What I didn't understand was this. From what I can reason out, you want to have drivers do more than just provide an interface to the hardware, even going so far as to require them to keep track of open resource streams having to do with their device, and even closing off unused streams.

This is a bigswitch from the idea of having a centralized, kernel driven resource management environment, and only using drivers for the routines of opening and recieving hardware resources.

It may also be inefficient, seeing as each driver, (this is how I interpreted your post) will have its own mini-management system. In other words: The NIC, Smart Card, Modem, HDD, and everyone else will be running separate code in memory for managing the scraps that applications leave behind. This is...CPU intensive, and RAM guzzling, to say the very least.
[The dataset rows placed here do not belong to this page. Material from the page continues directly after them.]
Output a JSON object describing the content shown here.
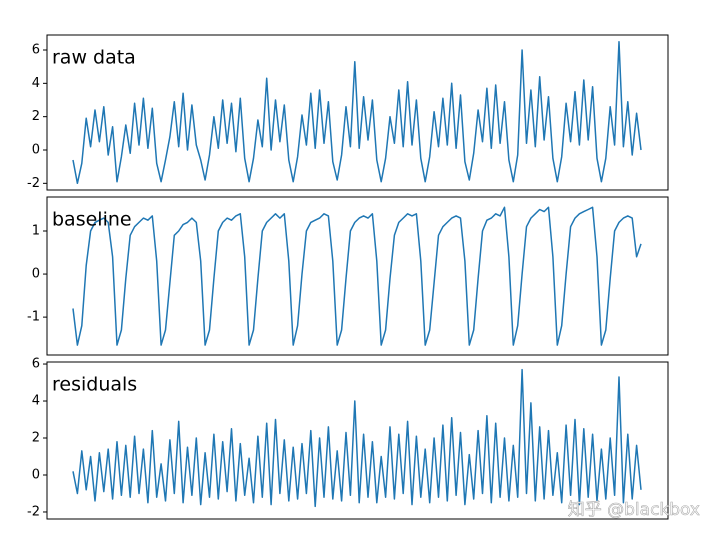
{
  "chart_data": [
    {
      "type": "line",
      "title": "raw data",
      "color": "#1f77b4",
      "ylim": [
        -2.4,
        6.9
      ],
      "yticks": [
        -2,
        0,
        2,
        4,
        6
      ],
      "values": [
        -0.6,
        -2.0,
        -0.8,
        1.9,
        0.2,
        2.4,
        0.5,
        2.6,
        -0.3,
        1.4,
        -1.9,
        -0.4,
        1.5,
        -0.2,
        2.8,
        0.3,
        3.1,
        0.1,
        2.5,
        -0.8,
        -1.9,
        -0.6,
        0.8,
        2.9,
        0.2,
        3.4,
        0.0,
        2.7,
        0.3,
        -0.6,
        -1.8,
        -0.3,
        2.0,
        0.1,
        3.0,
        0.4,
        2.8,
        -0.1,
        3.1,
        -0.5,
        -1.9,
        -0.5,
        1.8,
        0.2,
        4.3,
        0.0,
        3.0,
        0.5,
        2.7,
        -0.6,
        -1.9,
        -0.4,
        2.1,
        0.3,
        3.4,
        0.1,
        3.6,
        0.4,
        2.9,
        -0.7,
        -1.8,
        -0.3,
        2.6,
        0.2,
        5.3,
        0.1,
        3.2,
        0.6,
        3.0,
        -0.6,
        -1.9,
        -0.5,
        2.0,
        0.4,
        3.6,
        0.2,
        4.1,
        0.3,
        3.0,
        -0.5,
        -1.9,
        -0.4,
        2.3,
        0.2,
        3.1,
        0.3,
        4.0,
        0.1,
        3.3,
        -0.7,
        -1.8,
        -0.2,
        2.4,
        0.5,
        3.7,
        0.1,
        3.9,
        0.4,
        2.9,
        -0.6,
        -1.9,
        -0.3,
        6.0,
        0.4,
        3.6,
        0.2,
        4.4,
        0.6,
        3.2,
        -0.5,
        -1.9,
        -0.4,
        2.8,
        0.5,
        3.5,
        0.3,
        4.2,
        0.6,
        3.8,
        -0.5,
        -1.9,
        -0.5,
        2.6,
        0.3,
        6.5,
        0.2,
        2.9,
        -0.3,
        2.2,
        0.0
      ]
    },
    {
      "type": "line",
      "title": "baseline",
      "color": "#1f77b4",
      "ylim": [
        -1.88,
        1.79
      ],
      "yticks": [
        -1,
        0,
        1
      ],
      "values": [
        -0.8,
        -1.65,
        -1.2,
        0.2,
        1.0,
        1.2,
        1.25,
        1.3,
        1.2,
        0.4,
        -1.65,
        -1.3,
        -0.1,
        0.9,
        1.1,
        1.2,
        1.3,
        1.25,
        1.35,
        0.3,
        -1.65,
        -1.3,
        -0.2,
        0.9,
        1.0,
        1.15,
        1.2,
        1.3,
        1.2,
        0.3,
        -1.65,
        -1.3,
        -0.1,
        1.0,
        1.2,
        1.3,
        1.25,
        1.35,
        1.4,
        0.4,
        -1.65,
        -1.3,
        -0.1,
        1.0,
        1.2,
        1.3,
        1.4,
        1.3,
        1.4,
        0.3,
        -1.65,
        -1.2,
        0.0,
        1.0,
        1.2,
        1.25,
        1.3,
        1.4,
        1.35,
        0.3,
        -1.65,
        -1.3,
        -0.1,
        1.0,
        1.2,
        1.3,
        1.35,
        1.3,
        1.4,
        0.3,
        -1.65,
        -1.3,
        -0.1,
        0.9,
        1.2,
        1.3,
        1.4,
        1.35,
        1.4,
        0.3,
        -1.65,
        -1.3,
        -0.2,
        0.9,
        1.1,
        1.2,
        1.3,
        1.35,
        1.3,
        0.3,
        -1.65,
        -1.3,
        -0.1,
        1.0,
        1.25,
        1.3,
        1.4,
        1.35,
        1.55,
        0.4,
        -1.65,
        -1.2,
        0.0,
        1.1,
        1.3,
        1.4,
        1.5,
        1.45,
        1.55,
        0.4,
        -1.65,
        -1.2,
        0.0,
        1.1,
        1.3,
        1.4,
        1.45,
        1.5,
        1.55,
        0.4,
        -1.65,
        -1.3,
        -0.1,
        1.0,
        1.2,
        1.3,
        1.35,
        1.3,
        0.4,
        0.7
      ]
    },
    {
      "type": "line",
      "title": "residuals",
      "color": "#1f77b4",
      "ylim": [
        -2.38,
        6.11
      ],
      "yticks": [
        -2,
        0,
        2,
        4,
        6
      ],
      "values": [
        0.2,
        -1.0,
        1.3,
        -0.8,
        1.0,
        -1.4,
        1.2,
        -0.9,
        1.4,
        -1.3,
        1.8,
        -1.1,
        1.6,
        -1.2,
        2.1,
        -1.0,
        1.4,
        -1.5,
        2.4,
        -1.2,
        0.6,
        -1.4,
        1.9,
        -1.0,
        2.9,
        -1.5,
        1.5,
        -1.1,
        2.0,
        -1.6,
        1.2,
        -1.2,
        2.2,
        -1.3,
        1.8,
        -0.9,
        2.5,
        -1.4,
        1.7,
        -1.1,
        0.9,
        -1.5,
        2.1,
        -1.2,
        2.8,
        -1.6,
        3.0,
        -1.0,
        1.9,
        -1.4,
        1.5,
        -1.3,
        1.7,
        -1.0,
        2.4,
        -1.7,
        2.0,
        -1.2,
        2.6,
        -1.3,
        1.3,
        -1.4,
        2.3,
        -1.1,
        4.0,
        -1.5,
        2.2,
        -1.2,
        1.8,
        -1.5,
        1.0,
        -1.2,
        2.6,
        -1.3,
        2.2,
        -1.0,
        2.9,
        -1.6,
        2.1,
        -1.2,
        1.4,
        -1.5,
        2.0,
        -1.2,
        2.7,
        -1.4,
        3.1,
        -1.1,
        2.3,
        -1.6,
        1.1,
        -1.3,
        2.4,
        -1.0,
        3.2,
        -1.5,
        2.8,
        -1.2,
        2.0,
        -1.4,
        1.6,
        -1.2,
        5.7,
        -1.0,
        3.9,
        -1.4,
        2.6,
        -1.3,
        2.4,
        -1.1,
        1.2,
        -1.5,
        2.7,
        -1.1,
        3.0,
        -1.6,
        2.5,
        -1.2,
        2.2,
        -1.4,
        1.4,
        -1.3,
        2.0,
        -1.1,
        5.3,
        -1.5,
        2.2,
        -1.3,
        1.6,
        -0.8
      ]
    }
  ],
  "watermark": "知乎 @blackbox"
}
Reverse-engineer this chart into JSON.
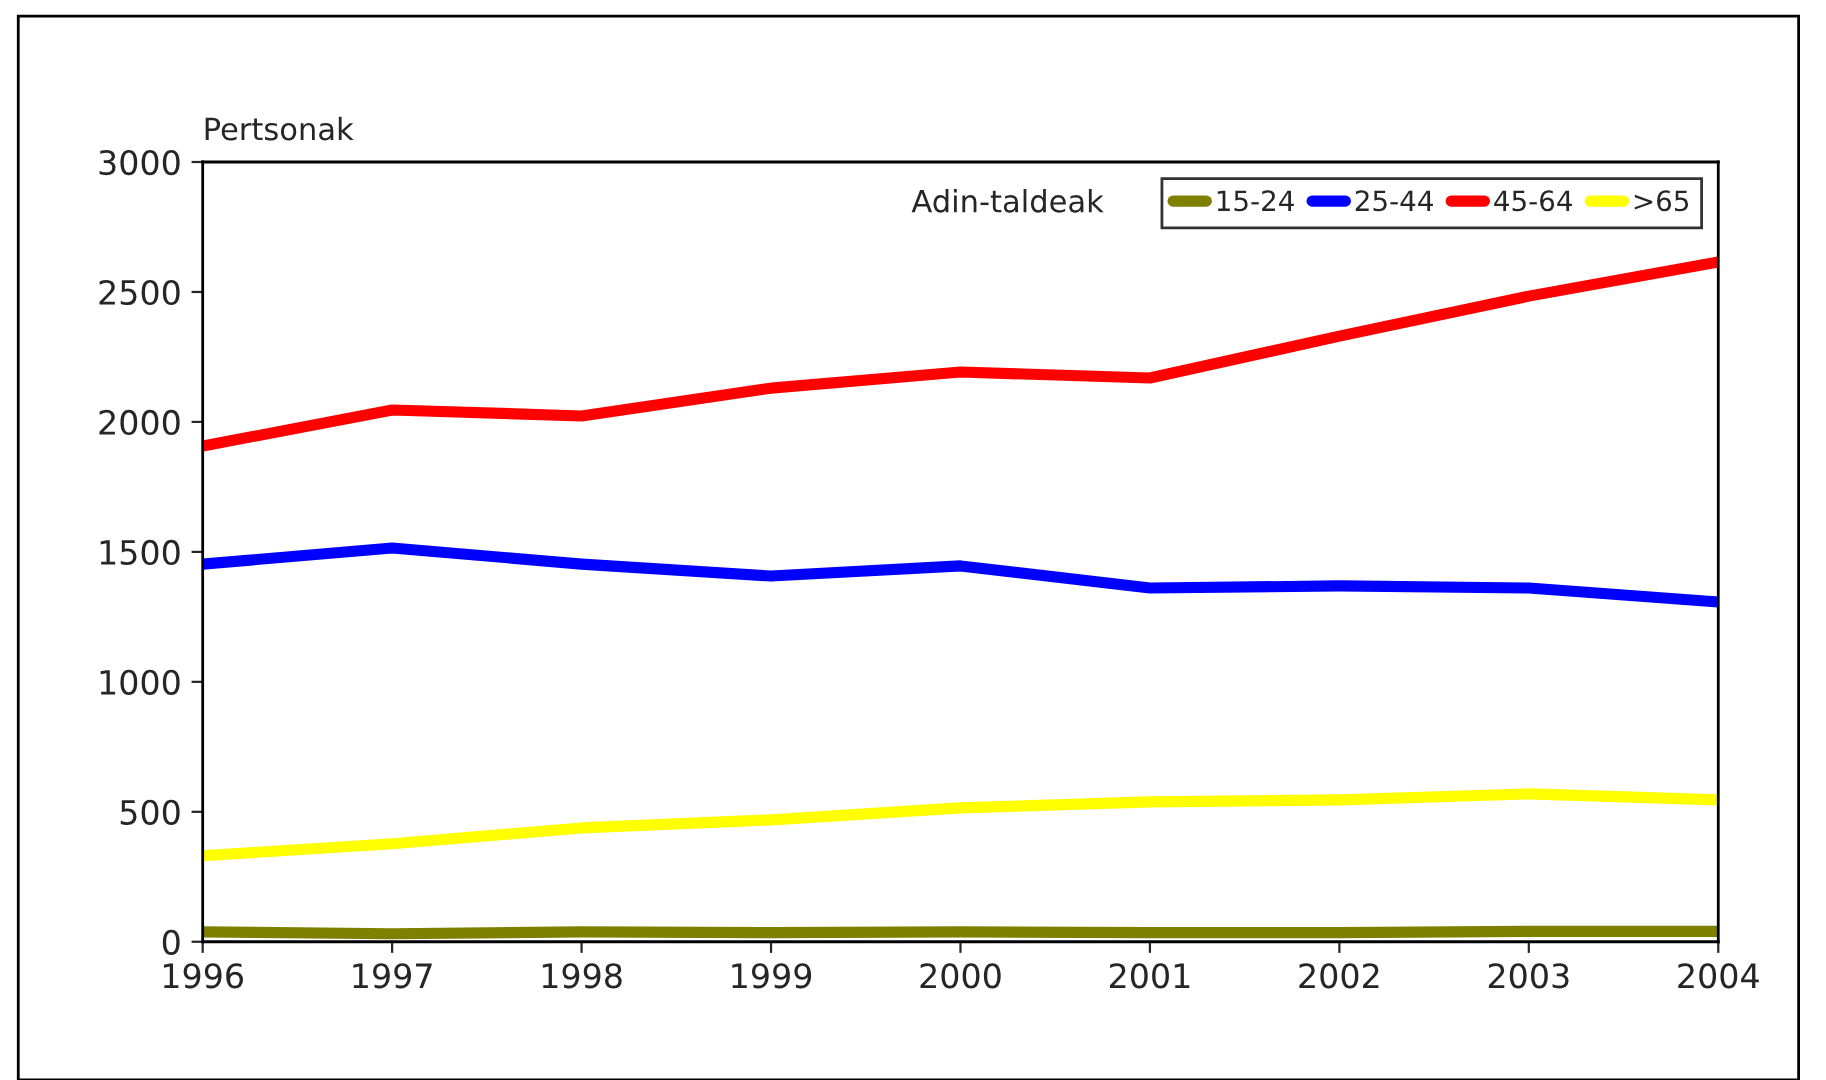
{
  "chart_data": {
    "type": "line",
    "ylabel": "Pertsonak",
    "legend_title": "Adin-taldeak",
    "x": [
      1996,
      1997,
      1998,
      1999,
      2000,
      2001,
      2002,
      2003,
      2004
    ],
    "xlim": [
      1996,
      2004
    ],
    "xticks": [
      1996,
      1997,
      1998,
      1999,
      2000,
      2001,
      2002,
      2003,
      2004
    ],
    "ylim": [
      0,
      3000
    ],
    "yticks": [
      0,
      500,
      1000,
      1500,
      2000,
      2500,
      3000
    ],
    "grid": false,
    "legend": "top right",
    "series": [
      {
        "name": "15-24",
        "color": "#808000",
        "values": [
          38,
          31,
          38,
          35,
          38,
          35,
          35,
          40,
          40
        ]
      },
      {
        "name": "25-44",
        "color": "#0000ff",
        "values": [
          1453,
          1515,
          1453,
          1407,
          1446,
          1361,
          1369,
          1361,
          1307
        ]
      },
      {
        "name": "45-64",
        "color": "#ff0000",
        "values": [
          1907,
          2046,
          2023,
          2130,
          2192,
          2169,
          2330,
          2484,
          2615
        ]
      },
      {
        "name": ">65",
        "color": "#ffff00",
        "values": [
          331,
          377,
          438,
          469,
          515,
          538,
          546,
          569,
          546
        ]
      }
    ]
  }
}
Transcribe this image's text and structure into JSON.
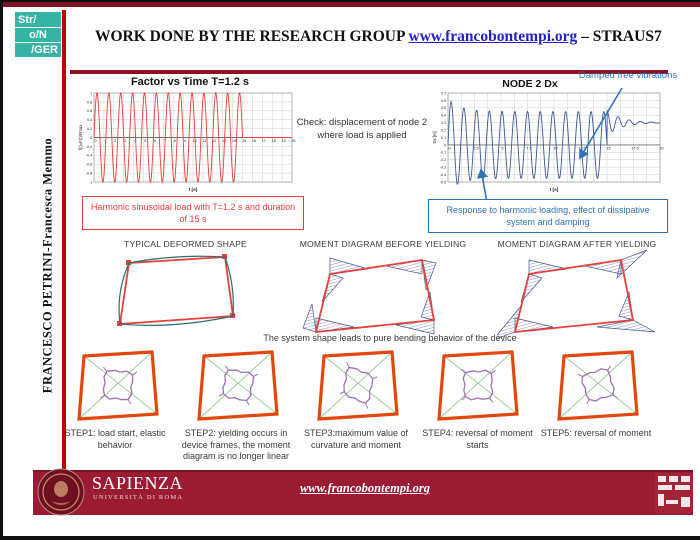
{
  "header": {
    "logo_lines": [
      "Str/",
      "o/N",
      "/GER"
    ],
    "title": "WORK DONE BY THE RESEARCH GROUP",
    "link": "www.francobontempi.org",
    "suffix": "– STRAUS7"
  },
  "sidebar": {
    "author": "FRANCESCO PETRINI-Francesca Memmo"
  },
  "chart_data": [
    {
      "type": "line",
      "title": "Factor vs Time T=1.2 s",
      "xlabel": "t [s]",
      "ylabel": "f(t)=F(t)/Fmax",
      "xlim": [
        0,
        20
      ],
      "ylim": [
        -1,
        1
      ],
      "xtick_step": 1,
      "ytick_step": 0.2,
      "xgrid_step": 1,
      "grid": true,
      "legend": "none",
      "series": [
        {
          "name": "harmonic load factor",
          "model": "sine",
          "period_s": 1.2,
          "amplitude": 1,
          "duration_s": 15,
          "color": "#e8403a"
        }
      ]
    },
    {
      "type": "line",
      "title": "NODE 2 Dx",
      "xlabel": "t [s]",
      "ylabel": "Dx [m]",
      "xlim": [
        0,
        20
      ],
      "ylim": [
        -0.5,
        0.7
      ],
      "xtick_step": 2.5,
      "ytick_step": 0.1,
      "xgrid_step": 1.25,
      "grid": true,
      "legend": "none",
      "annotation": "Damped free vibrations",
      "series": [
        {
          "name": "node 2 displacement Dx",
          "model": "damped_response",
          "period_s": 1.2,
          "first_peak_m": 0.62,
          "steady_amplitude_m": 0.45,
          "load_end_s": 15,
          "residual_m": 0.3,
          "color": "#3a5795"
        }
      ]
    }
  ],
  "notes": {
    "check": "Check: displacement of node 2 where load is applied",
    "load_box": "Harmonic sinusoidal load with T=1.2 s and duration of 15 s",
    "response_box": "Response to harmonic loading, effect of dissipative system and damping"
  },
  "diagrams": {
    "deformed": "TYPICAL DEFORMED SHAPE",
    "moment_before": "MOMENT DIAGRAM BEFORE YIELDING",
    "moment_after": "MOMENT DIAGRAM AFTER YIELDING",
    "caption": "The system shape leads to pure bending behavior of the device"
  },
  "steps": [
    {
      "label": "STEP1: load start, elastic behavior"
    },
    {
      "label": "STEP2: yielding occurs in device frames, the moment diagram is no longer linear"
    },
    {
      "label": "STEP3:maximum value of curvature and moment"
    },
    {
      "label": "STEP4: reversal of moment starts"
    },
    {
      "label": "STEP5: reversal of moment"
    }
  ],
  "footer": {
    "university": "SAPIENZA",
    "university_sub": "UNIVERSITÀ DI ROMA",
    "link": "www.francobontempi.org"
  },
  "colors": {
    "maroon": "#9b1b33",
    "maroon_dark": "#7c1226",
    "rule": "#8e1021",
    "teal": "#35b3a4",
    "red_line": "#c00000",
    "chart_red": "#e8403a",
    "chart_blue": "#3a5795",
    "annot_blue": "#2e74b5",
    "box_red": "#f03b3b",
    "green": "#9ccc9c",
    "orange": "#e2470d",
    "purple": "#9e6fae"
  }
}
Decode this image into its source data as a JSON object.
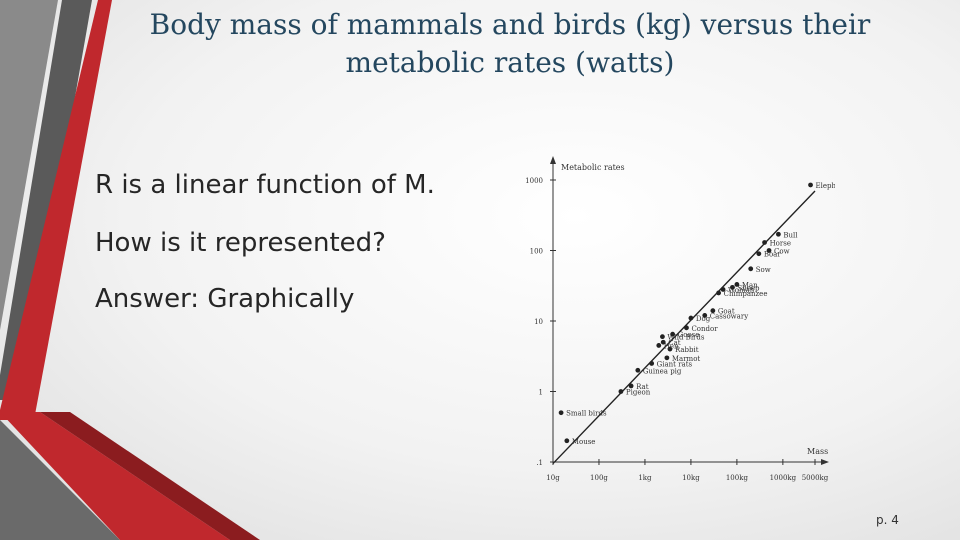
{
  "slide": {
    "title_line1": "Body mass of mammals and birds (kg) versus their",
    "title_line2": "metabolic rates (watts)",
    "bullets": [
      "R is a linear function of M.",
      "How is it represented?",
      "Answer: Graphically"
    ],
    "page_number": "p. 4"
  },
  "colors": {
    "accent_red": "#c0282d",
    "accent_dark_red": "#8b1c1f",
    "accent_gray": "#6a6a6a",
    "title_color": "#24475f"
  },
  "chart_data": {
    "type": "scatter",
    "scale": "log-log",
    "ylabel": "Metabolic rates",
    "xlabel": "Mass",
    "y_ticks": [
      "1000",
      "100",
      "10",
      "1",
      ".1"
    ],
    "y_tick_values": [
      1000,
      100,
      10,
      1,
      0.1
    ],
    "x_ticks": [
      "10g",
      "100g",
      "1kg",
      "10kg",
      "100kg",
      "1000kg",
      "5000kg"
    ],
    "x_tick_values_kg": [
      0.01,
      0.1,
      1,
      10,
      100,
      1000,
      5000
    ],
    "xlim_kg": [
      0.01,
      5000
    ],
    "ylim_watts": [
      0.1,
      1000
    ],
    "trend_line": [
      [
        0.01,
        0.095
      ],
      [
        6000,
        800
      ]
    ],
    "points": [
      {
        "label": "Mouse",
        "x": 0.02,
        "y": 0.2
      },
      {
        "label": "Small birds",
        "x": 0.015,
        "y": 0.5
      },
      {
        "label": "Pigeon",
        "x": 0.3,
        "y": 1
      },
      {
        "label": "Rat",
        "x": 0.5,
        "y": 1.2
      },
      {
        "label": "Guinea pig",
        "x": 0.7,
        "y": 2
      },
      {
        "label": "Giant rats",
        "x": 1.4,
        "y": 2.5
      },
      {
        "label": "Marmot",
        "x": 3,
        "y": 3
      },
      {
        "label": "Rabbit",
        "x": 3.5,
        "y": 4
      },
      {
        "label": "Hen",
        "x": 2,
        "y": 4.5
      },
      {
        "label": "Cat",
        "x": 2.5,
        "y": 5
      },
      {
        "label": "Wild Birds",
        "x": 2.4,
        "y": 6
      },
      {
        "label": "Goose",
        "x": 4,
        "y": 6.5
      },
      {
        "label": "Condor",
        "x": 8,
        "y": 8
      },
      {
        "label": "Dog",
        "x": 10,
        "y": 11
      },
      {
        "label": "Cassowary",
        "x": 20,
        "y": 12
      },
      {
        "label": "Goat",
        "x": 30,
        "y": 14
      },
      {
        "label": "Woman",
        "x": 50,
        "y": 28
      },
      {
        "label": "Chimpanzee",
        "x": 40,
        "y": 25
      },
      {
        "label": "Sheep",
        "x": 80,
        "y": 30
      },
      {
        "label": "Man",
        "x": 100,
        "y": 33
      },
      {
        "label": "Sow",
        "x": 200,
        "y": 55
      },
      {
        "label": "Boar",
        "x": 300,
        "y": 90
      },
      {
        "label": "Cow",
        "x": 500,
        "y": 100
      },
      {
        "label": "Horse",
        "x": 400,
        "y": 130
      },
      {
        "label": "Bull",
        "x": 800,
        "y": 170
      },
      {
        "label": "Elephant",
        "x": 4000,
        "y": 850
      }
    ]
  }
}
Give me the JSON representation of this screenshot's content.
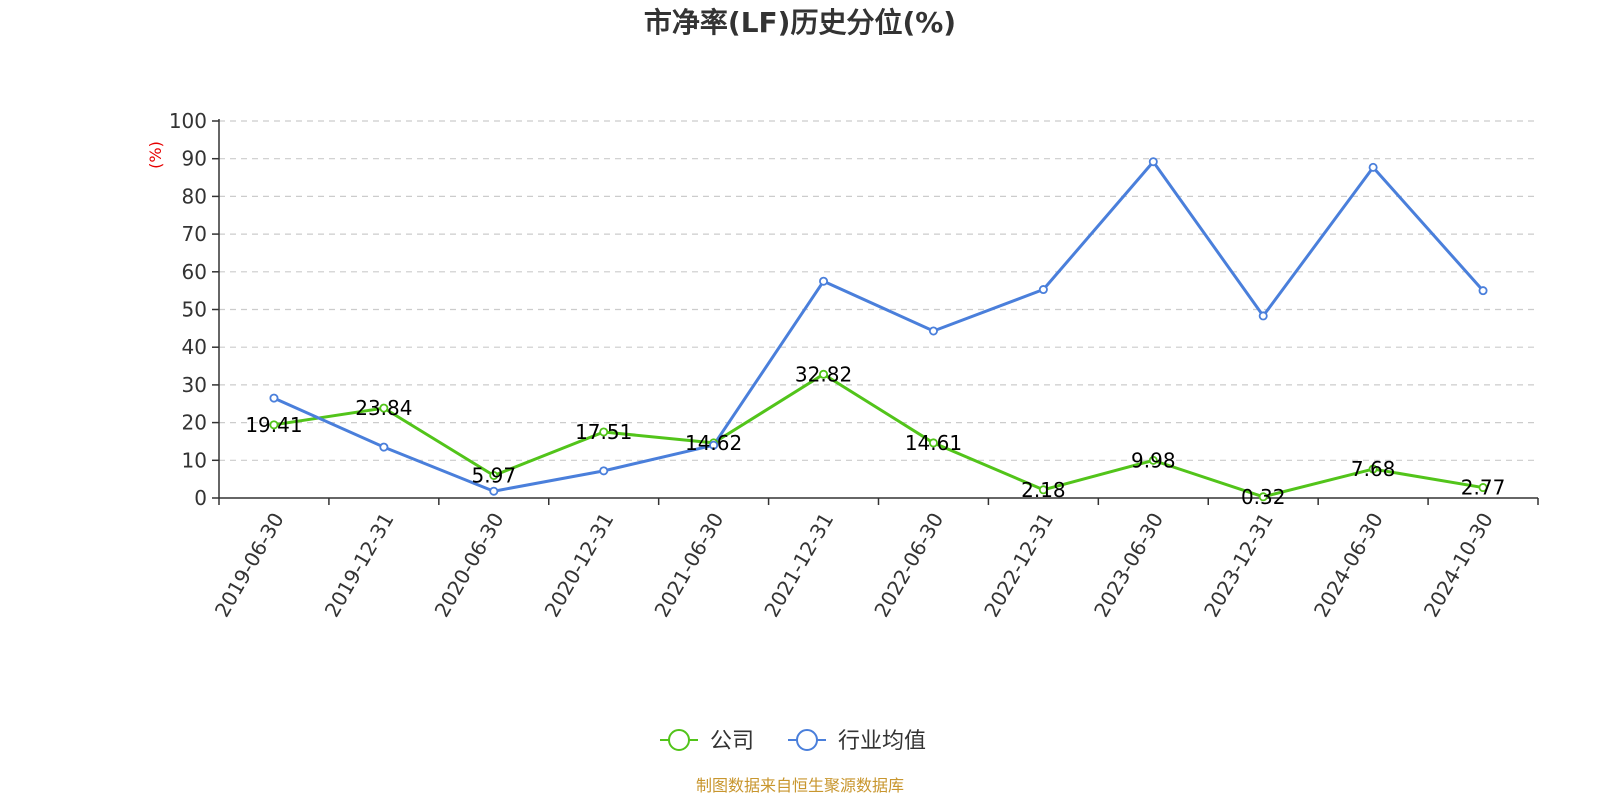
{
  "chart_data": {
    "type": "line",
    "title": "市净率(LF)历史分位(%)",
    "ylabel": "(%)",
    "ylabel_color": "#e60000",
    "ylim": [
      0,
      100
    ],
    "yticks": [
      0,
      10,
      20,
      30,
      40,
      50,
      60,
      70,
      80,
      90,
      100
    ],
    "grid": true,
    "legend_position": "bottom-center",
    "categories": [
      "2019-06-30",
      "2019-12-31",
      "2020-06-30",
      "2020-12-31",
      "2021-06-30",
      "2021-12-31",
      "2022-06-30",
      "2022-12-31",
      "2023-06-30",
      "2023-12-31",
      "2024-06-30",
      "2024-10-30"
    ],
    "series": [
      {
        "name": "公司",
        "color": "#52c41a",
        "values": [
          19.41,
          23.84,
          5.97,
          17.51,
          14.62,
          32.82,
          14.61,
          2.18,
          9.98,
          0.32,
          7.68,
          2.77
        ],
        "labels": [
          "19.41",
          "23.84",
          "5.97",
          "17.51",
          "14.62",
          "32.82",
          "14.61",
          "2.18",
          "9.98",
          "0.32",
          "7.68",
          "2.77"
        ]
      },
      {
        "name": "行业均值",
        "color": "#4a7fdb",
        "values": [
          26.5,
          13.5,
          1.8,
          7.2,
          14.0,
          57.5,
          44.3,
          55.3,
          89.2,
          48.3,
          87.7,
          55.0
        ]
      }
    ],
    "source": "制图数据来自恒生聚源数据库",
    "source_color": "#c8962e"
  }
}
I would consider it to be just a different, but still basic, interface to the hardware that can be used directly by the user. In a microkernel, there is a lot of complexity associated with redirecting things from one server to another, so I think it may actually simplify things a bit to have the direct connection. The code needed to manage file handles would be trivial, at least in comparison to the driver and block cache. Having the permission system in the drivers would also be easier, because different filesystems etc. have different permission systems internally, and less conversion would be needed if everything is in one place - in fact, it would be even simpler than a monolithic setup, because drivers don't have to comply with a VFS but still can have a well-defined interface because they use the normal IPC methods.